The governor’s proposal does not change planned budget cuts to the State Department of Parks and Recreation, which will result in closure of up to 70 state parks in July (see previous articles on Candlestick Point State Recreation Area and Little Hoover Commission). The Sierra Club is disappointed that these closures remain in the budget. State parks play a role in education, recreation, and physical health for millions of California children and adults. They also support the state’s tourism industry and local and regional business. Closing parks will cost the state more than keeping them open, but the governor and his Department of Finance refuse to budge.
State parks would have been a smart investment for the funds the governor is proposing to lend to the General Fund from the Motor Vehicle Account. Every dollar invested in state parks more than doubles its value to the state’s economy.

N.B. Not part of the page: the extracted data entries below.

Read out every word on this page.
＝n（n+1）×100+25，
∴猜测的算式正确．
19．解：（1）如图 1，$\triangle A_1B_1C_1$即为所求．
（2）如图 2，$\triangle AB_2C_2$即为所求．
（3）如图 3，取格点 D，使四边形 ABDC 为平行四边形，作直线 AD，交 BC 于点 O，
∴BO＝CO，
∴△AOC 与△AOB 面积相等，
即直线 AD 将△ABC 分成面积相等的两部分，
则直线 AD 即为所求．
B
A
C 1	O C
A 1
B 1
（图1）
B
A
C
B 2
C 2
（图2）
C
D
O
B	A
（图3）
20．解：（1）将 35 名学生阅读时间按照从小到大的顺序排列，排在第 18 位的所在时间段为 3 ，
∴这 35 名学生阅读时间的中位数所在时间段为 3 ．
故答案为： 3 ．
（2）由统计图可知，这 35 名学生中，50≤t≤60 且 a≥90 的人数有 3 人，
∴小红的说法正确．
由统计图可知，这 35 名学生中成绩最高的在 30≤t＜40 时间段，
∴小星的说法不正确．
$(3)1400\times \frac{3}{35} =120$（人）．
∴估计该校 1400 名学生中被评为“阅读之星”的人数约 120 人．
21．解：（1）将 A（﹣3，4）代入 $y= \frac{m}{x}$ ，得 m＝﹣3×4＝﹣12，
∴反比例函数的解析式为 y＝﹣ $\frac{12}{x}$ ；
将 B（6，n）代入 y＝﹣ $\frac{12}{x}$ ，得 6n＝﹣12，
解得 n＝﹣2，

The Department of Toxic Substance Control will lose funding for nearly 84 staff. Another 52 positions will be shifted from other programs within the department to focus on consumer-products work driven by the evolving Green Chemistry effort.
Californians shouldn’t have to wonder how much poison they are exposed to each day. The Department of Toxic Substance Control is one entity that helps identify and reduce Californians’ exposure to toxics. We are alarmed by the number of positions the governor is proposing to cut from a department that in recent years hasn’t been able to keep up with demand for its services.
New funding will be developed to support Timber Harvest Plans. Logging companies must produce these plans to ensure that they minimize the environmental impacts of their logging, and various state agencies must review and monitor them. Private forest lands provide vital services for society—habitat for wildlife, collection areas for snowpack and water, soil and hillside stabilization. Californians rely upon THPs to make sure that these services aren’t wiped out by reckless logging. The agencies that review and enforce the THPs have been understaffed and need new funding. We look forward to seeing details about the governor’s proposal.